Sunday, March 18, 2007

Grow Lemon Balm and Let its Aroma Enrich Your Life

Are you anxious or under some serious stress? Using lemon balm is an excellent way to calm yourself. This aromatic herb has several other beneficial medicinal properties besides relaxation. Not only does it pep up your mood and spirits but it relaxes your mind, promotes sleep, improves digestion, reduces flatulence, and heals cuts and injuries on your body too. Its helps seal up wounds and in other words, it can make an excellent surgical dressing. You can rub lemon balm on your skin to repel mosquitoes and it can help heal bites of venomous creatures like scorpions. It even brings down fever, as it induces perspiration. These are just a few of the many of its uses. In fact, you can make a long list of its anti-viral and ant-bacterial properties as also its medicinal and cosmetic uses or its uses in the kitchen.

Growing Lemon Balm

From the mint family, lemon balm is a very plant easy to grow. You can either sow its seeds in a piece of land that is fertile and moist or grow it from stem-cuttings or root divisions. As the seeds are quite small, ensure that you cover them with a thin layer of rich soil so they do not blow away in the wind. You can use stem-cuttings taken from the plants in summer. If you use root divisions, it is best to do so in early fall or spring. See to it that each root- cutting has at least 3 or 4 buds. Space the plants about 2 feet apart to allow the necessary freedom for it to grow well. As with many plants, lemon balm takes more time to grow from seed than from cuttings. You will also have more success growing plants with more succulent leaves in shade than under bright direct sunlight.
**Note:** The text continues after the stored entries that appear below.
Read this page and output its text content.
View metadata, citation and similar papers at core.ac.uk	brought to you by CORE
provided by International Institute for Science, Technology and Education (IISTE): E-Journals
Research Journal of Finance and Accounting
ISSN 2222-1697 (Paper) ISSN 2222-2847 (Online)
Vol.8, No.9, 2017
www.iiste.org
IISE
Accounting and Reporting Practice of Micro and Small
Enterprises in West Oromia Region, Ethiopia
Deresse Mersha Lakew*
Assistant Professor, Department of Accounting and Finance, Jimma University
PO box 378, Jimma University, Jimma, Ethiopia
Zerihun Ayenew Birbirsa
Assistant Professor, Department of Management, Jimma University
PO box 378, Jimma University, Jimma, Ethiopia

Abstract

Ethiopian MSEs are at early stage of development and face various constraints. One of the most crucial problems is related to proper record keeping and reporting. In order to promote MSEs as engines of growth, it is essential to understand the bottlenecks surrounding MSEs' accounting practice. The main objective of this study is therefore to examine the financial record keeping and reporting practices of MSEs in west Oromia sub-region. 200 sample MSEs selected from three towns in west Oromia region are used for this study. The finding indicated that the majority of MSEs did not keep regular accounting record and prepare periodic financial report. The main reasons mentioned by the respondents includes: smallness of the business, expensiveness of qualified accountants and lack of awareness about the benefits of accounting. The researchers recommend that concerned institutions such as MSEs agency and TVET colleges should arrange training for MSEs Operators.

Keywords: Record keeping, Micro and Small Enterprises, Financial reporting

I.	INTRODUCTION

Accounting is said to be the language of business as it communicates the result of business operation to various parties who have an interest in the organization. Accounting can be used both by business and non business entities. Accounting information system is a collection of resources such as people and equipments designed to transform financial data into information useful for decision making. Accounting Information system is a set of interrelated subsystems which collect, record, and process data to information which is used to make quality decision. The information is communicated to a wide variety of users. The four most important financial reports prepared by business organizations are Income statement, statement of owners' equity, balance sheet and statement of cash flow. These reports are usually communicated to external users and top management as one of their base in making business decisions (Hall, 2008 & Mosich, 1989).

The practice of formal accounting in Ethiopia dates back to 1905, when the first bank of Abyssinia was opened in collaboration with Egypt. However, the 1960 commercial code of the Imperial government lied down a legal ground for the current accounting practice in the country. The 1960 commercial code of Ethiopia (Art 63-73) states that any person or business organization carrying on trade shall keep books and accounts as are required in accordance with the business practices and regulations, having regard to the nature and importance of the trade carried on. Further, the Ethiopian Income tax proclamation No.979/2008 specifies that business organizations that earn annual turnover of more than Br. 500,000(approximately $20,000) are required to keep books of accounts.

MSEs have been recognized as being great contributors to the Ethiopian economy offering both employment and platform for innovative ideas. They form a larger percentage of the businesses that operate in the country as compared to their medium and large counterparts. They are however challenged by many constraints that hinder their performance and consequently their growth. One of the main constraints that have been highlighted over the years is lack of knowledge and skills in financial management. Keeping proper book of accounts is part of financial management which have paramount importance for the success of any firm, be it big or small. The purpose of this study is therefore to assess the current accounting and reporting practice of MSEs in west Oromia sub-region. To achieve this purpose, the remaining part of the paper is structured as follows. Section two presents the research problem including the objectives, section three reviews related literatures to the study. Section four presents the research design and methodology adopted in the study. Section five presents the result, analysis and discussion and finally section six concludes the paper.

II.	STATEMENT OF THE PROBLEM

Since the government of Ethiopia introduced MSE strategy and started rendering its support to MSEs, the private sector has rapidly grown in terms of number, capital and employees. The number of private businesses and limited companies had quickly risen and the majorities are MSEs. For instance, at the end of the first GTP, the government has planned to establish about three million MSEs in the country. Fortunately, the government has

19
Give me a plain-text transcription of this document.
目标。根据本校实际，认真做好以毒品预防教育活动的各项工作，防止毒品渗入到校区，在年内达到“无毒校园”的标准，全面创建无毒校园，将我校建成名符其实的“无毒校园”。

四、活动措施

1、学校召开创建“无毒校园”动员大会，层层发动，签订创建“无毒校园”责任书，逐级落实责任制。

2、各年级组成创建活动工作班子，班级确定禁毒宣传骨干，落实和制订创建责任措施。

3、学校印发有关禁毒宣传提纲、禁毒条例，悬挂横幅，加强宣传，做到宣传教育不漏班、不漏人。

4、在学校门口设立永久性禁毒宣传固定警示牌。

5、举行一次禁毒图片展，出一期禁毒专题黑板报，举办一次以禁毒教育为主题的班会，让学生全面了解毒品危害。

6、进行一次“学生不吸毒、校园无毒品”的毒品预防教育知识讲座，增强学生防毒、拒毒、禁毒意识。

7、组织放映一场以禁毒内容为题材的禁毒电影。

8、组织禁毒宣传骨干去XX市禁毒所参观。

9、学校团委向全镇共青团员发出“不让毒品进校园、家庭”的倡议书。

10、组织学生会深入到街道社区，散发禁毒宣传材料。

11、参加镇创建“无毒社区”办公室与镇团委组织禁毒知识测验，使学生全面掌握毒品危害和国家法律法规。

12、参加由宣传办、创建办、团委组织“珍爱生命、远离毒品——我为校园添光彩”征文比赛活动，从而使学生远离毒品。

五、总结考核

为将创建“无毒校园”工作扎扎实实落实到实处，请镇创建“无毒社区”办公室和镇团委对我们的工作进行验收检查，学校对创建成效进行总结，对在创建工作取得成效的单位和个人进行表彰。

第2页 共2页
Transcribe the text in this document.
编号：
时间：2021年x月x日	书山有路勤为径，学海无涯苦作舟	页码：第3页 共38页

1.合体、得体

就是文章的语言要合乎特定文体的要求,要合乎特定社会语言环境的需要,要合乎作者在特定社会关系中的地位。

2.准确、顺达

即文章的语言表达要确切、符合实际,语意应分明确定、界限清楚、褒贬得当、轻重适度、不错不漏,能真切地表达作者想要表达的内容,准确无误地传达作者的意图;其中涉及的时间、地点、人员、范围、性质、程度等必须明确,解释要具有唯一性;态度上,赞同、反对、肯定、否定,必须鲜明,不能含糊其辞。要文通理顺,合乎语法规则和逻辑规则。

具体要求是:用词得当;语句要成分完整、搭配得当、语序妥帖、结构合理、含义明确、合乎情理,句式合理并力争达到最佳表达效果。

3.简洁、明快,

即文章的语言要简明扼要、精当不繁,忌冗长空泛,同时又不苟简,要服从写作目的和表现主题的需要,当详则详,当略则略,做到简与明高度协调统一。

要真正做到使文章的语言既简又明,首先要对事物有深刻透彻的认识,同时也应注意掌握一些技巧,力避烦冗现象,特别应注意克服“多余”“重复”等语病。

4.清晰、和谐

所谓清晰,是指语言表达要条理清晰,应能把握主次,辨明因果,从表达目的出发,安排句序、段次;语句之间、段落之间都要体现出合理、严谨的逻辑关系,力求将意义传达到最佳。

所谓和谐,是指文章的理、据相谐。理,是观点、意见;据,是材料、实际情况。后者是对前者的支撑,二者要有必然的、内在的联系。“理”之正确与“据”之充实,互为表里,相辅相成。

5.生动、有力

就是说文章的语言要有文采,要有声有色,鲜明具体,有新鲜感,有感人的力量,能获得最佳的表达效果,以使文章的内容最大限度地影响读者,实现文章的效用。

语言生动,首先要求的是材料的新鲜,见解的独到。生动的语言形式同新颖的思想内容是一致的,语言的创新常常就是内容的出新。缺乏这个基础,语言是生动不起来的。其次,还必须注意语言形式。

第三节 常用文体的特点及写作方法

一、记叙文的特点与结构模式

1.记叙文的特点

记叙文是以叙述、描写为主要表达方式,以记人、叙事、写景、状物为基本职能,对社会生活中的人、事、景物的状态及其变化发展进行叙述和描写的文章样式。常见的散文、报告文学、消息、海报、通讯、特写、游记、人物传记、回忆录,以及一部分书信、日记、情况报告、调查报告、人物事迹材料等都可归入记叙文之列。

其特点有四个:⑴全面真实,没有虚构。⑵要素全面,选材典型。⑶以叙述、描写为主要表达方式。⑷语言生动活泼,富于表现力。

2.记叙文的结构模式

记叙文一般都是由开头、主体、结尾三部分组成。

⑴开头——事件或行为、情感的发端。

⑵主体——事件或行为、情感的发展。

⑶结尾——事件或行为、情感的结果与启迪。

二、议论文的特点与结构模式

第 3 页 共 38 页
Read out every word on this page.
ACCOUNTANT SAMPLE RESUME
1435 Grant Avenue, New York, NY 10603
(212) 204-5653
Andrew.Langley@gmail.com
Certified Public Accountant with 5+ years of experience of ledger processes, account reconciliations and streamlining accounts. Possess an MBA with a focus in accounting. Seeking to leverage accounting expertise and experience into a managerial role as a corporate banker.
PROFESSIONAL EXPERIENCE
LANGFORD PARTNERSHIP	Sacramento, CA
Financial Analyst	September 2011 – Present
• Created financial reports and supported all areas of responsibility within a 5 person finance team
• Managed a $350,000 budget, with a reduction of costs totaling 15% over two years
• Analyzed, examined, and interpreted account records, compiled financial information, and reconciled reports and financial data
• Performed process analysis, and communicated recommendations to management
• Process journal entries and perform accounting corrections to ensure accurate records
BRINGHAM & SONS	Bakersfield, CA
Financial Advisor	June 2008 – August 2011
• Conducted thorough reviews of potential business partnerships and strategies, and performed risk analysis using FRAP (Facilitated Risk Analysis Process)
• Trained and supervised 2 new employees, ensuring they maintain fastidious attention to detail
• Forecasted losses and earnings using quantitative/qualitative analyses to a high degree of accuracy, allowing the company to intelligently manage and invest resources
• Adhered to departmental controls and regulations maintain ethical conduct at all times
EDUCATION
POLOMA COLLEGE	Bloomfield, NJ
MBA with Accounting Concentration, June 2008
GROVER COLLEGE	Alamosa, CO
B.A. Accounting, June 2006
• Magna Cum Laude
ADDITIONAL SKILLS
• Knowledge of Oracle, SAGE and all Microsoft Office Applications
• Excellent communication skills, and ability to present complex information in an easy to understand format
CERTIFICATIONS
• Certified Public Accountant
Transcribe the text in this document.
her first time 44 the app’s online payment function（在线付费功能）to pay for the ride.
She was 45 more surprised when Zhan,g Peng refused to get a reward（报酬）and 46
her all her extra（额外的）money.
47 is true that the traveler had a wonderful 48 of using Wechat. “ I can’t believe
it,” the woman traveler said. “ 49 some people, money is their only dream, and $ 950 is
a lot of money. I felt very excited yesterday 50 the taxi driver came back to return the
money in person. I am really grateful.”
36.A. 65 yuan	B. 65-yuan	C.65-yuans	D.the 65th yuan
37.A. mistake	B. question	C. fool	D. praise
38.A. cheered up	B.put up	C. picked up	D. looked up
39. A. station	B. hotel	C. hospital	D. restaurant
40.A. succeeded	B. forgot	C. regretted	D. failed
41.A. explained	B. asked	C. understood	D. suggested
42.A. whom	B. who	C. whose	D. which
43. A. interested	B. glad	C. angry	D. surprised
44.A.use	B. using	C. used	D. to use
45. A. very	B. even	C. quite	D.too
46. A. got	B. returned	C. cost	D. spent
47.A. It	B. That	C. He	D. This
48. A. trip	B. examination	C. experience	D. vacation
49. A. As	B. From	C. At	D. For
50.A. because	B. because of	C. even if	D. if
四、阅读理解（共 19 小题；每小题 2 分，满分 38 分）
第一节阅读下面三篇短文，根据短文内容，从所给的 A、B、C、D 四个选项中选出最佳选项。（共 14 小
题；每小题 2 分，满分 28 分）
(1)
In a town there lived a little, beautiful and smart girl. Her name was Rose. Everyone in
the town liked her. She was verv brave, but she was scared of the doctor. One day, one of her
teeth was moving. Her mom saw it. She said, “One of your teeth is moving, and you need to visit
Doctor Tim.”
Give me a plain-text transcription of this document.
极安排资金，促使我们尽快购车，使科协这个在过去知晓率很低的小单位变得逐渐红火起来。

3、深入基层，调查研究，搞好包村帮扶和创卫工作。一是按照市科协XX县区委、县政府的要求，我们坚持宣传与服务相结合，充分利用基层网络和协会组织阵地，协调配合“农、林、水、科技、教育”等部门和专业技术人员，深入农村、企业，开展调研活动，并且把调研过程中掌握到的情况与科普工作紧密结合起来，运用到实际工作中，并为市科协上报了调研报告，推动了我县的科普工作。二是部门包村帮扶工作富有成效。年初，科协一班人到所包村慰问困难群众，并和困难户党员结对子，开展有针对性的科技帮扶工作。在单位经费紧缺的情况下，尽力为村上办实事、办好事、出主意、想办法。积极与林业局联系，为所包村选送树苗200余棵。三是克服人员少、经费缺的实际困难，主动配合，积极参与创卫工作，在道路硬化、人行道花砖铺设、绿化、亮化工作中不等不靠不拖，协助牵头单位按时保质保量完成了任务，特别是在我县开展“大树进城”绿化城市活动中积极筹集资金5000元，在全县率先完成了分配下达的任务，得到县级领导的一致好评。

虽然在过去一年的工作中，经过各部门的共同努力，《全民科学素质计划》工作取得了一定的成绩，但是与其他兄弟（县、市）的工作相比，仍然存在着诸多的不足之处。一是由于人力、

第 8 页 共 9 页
In winter, if ground conditions are freezing cold, mulching the crowns will help. Proper irrigation, suitable fertilization with chemicals like nitrogen, phosphorus and potash, prevention and removal of weeds, usage of organic and other controls for keeping away insects, adopting good cultural practices are some of the important aspects that will help you in harvesting healthy, disease-free, lemon balm. You need to cut off the decayed stalks and loosen the soil around the roots to allow faster growth. Trim the plants quite frequently so as to stimulate branching and to increase foliage.

They usually are in bloom from late spring to midsummer. The flowers are white or yellowish and attract bees. The leaves are oval or heart shaped, shiny and crenate. When fresh, lemon balm gives better fragrance than when dried.

You can harvest once or twice a week, once the plants start to bloom. Take care to avoid bruising the leaf during harvesting, as otherwise the quality of the product will suffer. Dry the harvested lemon balm outside, but in partial shade rather than directly under the sun. If there is moisture in the air at night, the lemon balm will turn brown. Alternatively, you can air dry it in your shed, or even oven dry it on screens. You need to store the dried balm in airtight containers.

With the umpteen ways in which lemon balm can be put to use, there is no doubt that you will find many uses for it with your own bountiful harvest.